令和6年度から、神奈川県の学力向上進学重点校(以下、進学重点校)として、新たに横浜緑ケ丘、多摩、小田原の3校が指定された。これで神奈川県の進学重点校は8校になる。この3校はSSH(スーパーサイエンスハイスクール)指定校である。
今回は、この3校の教育課程表に示されている文系・理系コース分けのタイミングや、数学・理科・探究への取組みを見ていきたい。
横浜翠嵐・湘南・柏陽・厚木・川和の5校については以下の記事を参照:
進学重点校の教育課程表で見る教育方針の違い - 公立ルートを行く
横浜緑ケ丘高校
「令和2年度教育課程」及び「学校案内パンフレット」より
- 50分授業である。
※SSH指定校で50分授業というのは、多少違和感がある。 - 高1は共通履修で、数IA、化学基礎、生物基礎を必修する。
※高1で物理基礎を履修しないのは湘南高校と同じパターン。 - 高2では、数IIBC、化学を必修する。物理基礎または地学基礎を選択履修する。
※高2で化学を必修するのは、湘南高校と同じパターン。一方で、物理基礎を履修しない(地学基礎で代替する)選択肢が初めて出てきた。高校で「物理」という名が付く科目を全く履修しない可能性があるのか。 - 高3で文系・理系に分かれる。I型(文系コース)では、地理歴史・公民、数学研究αから選択履修する。II型(理系コース)では、数IIIBCまたは数学研究βを履修する。理科については、化学、物理/生物を履修する。
※I型では、自由選択科目として化学基礎、生物基礎を履修できるものの、私大文系受験を前提にしている印象を受ける(湘南の高3文系コースと比べればわかりやすい)。 - SSHの教育課程の特例として「総合的な探究の時間」と「情報」の二つの科目を融合させた授業として「緑の探究I・II・III」が設置されている。
※高2で化学必修なのは、他には湘南と厚木の2校だけである。国公立大学合格実績が上がってきてもおかしくない。進学重点校になることで少し変わるかもしれない。
多摩高校
「教育課程(R4年度入学生)」より
- 70分授業である。
※湘南と同じ。柏陽・厚木(65分)より長い。 - 文系・理系のコース分けはなく、科目選択制である。
- 高1は共通履修で、数IA、化学基礎、物理基礎を必修する。
※高1で生物基礎を履修しないパターンが初めて出てきた。 - 高2では、数IIBC、生物基礎を必修する。化学は選択科目である。
※化学を選択するかしないかで、実質的に文系か理系かが決まる。 - 高3では、数IIIC、化学、物理、生物などを選択履修する。
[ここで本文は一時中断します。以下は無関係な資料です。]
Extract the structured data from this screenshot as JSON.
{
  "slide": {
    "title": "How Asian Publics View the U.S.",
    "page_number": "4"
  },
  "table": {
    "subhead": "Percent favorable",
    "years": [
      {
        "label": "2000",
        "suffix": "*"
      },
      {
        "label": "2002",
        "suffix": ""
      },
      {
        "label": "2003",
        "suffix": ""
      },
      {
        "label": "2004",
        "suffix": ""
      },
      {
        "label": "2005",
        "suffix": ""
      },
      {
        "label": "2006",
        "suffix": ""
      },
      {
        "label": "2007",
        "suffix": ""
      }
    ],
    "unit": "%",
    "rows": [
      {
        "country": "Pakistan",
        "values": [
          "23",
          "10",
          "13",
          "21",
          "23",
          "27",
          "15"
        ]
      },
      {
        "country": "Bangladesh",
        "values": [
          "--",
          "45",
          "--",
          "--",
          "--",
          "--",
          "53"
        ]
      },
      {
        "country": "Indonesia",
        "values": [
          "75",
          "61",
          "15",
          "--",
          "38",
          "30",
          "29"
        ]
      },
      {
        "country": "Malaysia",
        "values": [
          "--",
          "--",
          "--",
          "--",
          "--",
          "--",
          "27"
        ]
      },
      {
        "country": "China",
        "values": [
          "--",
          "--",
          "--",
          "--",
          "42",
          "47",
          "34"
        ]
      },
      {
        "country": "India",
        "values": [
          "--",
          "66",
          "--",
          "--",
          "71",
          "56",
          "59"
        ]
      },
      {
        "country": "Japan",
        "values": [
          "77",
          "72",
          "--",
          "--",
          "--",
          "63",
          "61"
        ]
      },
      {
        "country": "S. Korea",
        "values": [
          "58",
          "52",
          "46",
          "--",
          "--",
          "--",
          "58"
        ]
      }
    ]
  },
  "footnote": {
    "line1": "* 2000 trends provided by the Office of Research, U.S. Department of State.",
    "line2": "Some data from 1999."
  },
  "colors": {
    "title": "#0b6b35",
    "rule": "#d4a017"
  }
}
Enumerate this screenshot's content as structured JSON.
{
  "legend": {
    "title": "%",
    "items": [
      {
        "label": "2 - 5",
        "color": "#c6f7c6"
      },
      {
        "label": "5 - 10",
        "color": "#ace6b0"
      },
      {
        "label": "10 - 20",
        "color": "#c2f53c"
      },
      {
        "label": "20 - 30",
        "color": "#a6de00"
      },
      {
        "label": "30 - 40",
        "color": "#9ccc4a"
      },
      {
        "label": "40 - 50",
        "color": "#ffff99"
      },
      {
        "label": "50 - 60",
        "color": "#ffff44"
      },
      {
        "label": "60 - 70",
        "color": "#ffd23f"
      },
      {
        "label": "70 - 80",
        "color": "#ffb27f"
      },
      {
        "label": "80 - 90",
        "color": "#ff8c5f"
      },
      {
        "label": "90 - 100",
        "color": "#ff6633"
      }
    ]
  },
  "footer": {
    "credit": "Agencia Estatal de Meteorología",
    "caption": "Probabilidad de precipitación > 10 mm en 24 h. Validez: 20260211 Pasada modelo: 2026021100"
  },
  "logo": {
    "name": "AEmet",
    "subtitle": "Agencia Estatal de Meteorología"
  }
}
- SSHの教育課程の特例として「総合的な探究の時間」と「情報」の二つの科目を融合させた授業として、「Meraki I・II・III」が設置されている。
※文系・理系のコース分けがなく、生徒が自分の目指す大学に合わせて科目を選択するスタイルが興味深い。
小田原高校
「令和5年度入学生用教育課程」及び「学校案内パンフレット令和5年度版」より
- 65分授業である。
- 高1は共通履修で、数IA、化学基礎、物理基礎、生物基礎を必修する。
- 高2で文系・理系に分かれる。文系コースでは、数II及び数学Σを必修する。理系コースでは、数II、数学Σ、化学、物理/生物を履修する。
※数学Σは、SSHの特例による科目である。 - 高3で国公立文系I型(地歴・公民2科目)、国公立文系II型(地歴・公民1科目、数学1科目)、私立文系、国公立理系I型(数III及び数学Σ)、国公立理系II型(数IIIの代わりに数学特講)、私立理系I(数III及び数学Σ)、私立理系II(数学特講)の7つのコースに分かれる。
※これだけコース分けがあるのは珍しいのではないだろうか。この学校は良い意味で面倒見が良いのだと思う。しかし、多摩高校とは対極のスタンスである。 - 探究として、高1で理数探究基礎及びOdatech I、高2で理数探究、数学Σ及びOdatech II、高3で理数探究(必修)及び数学Σ(理系のみ)を履修する。
※Odatechは、SSHの特例による科目である。
まとめ
- 進学重点校8校の教育課程表を見てきた。高2で文系・理系に分かれるのは、横浜翠嵐、柏陽、川和、多摩、小田原の5校である(高2の選択科目で実質的に文系・理系に分かれる学校を含む)。高3で文系・理系に分かれるのは湘南、厚木、横浜緑ケ丘の3校である。高2で化学を必修するかどうかで決まる。
- 探究に力を入れているのは、厚木、横浜緑ケ丘、多摩、小田原の4校で、全てSSH指定校である。
- 進学重点校8校それぞれに個性がある。どの学校が自分に向いているのか。何を優先するかによって自然に答えは出てくると思う。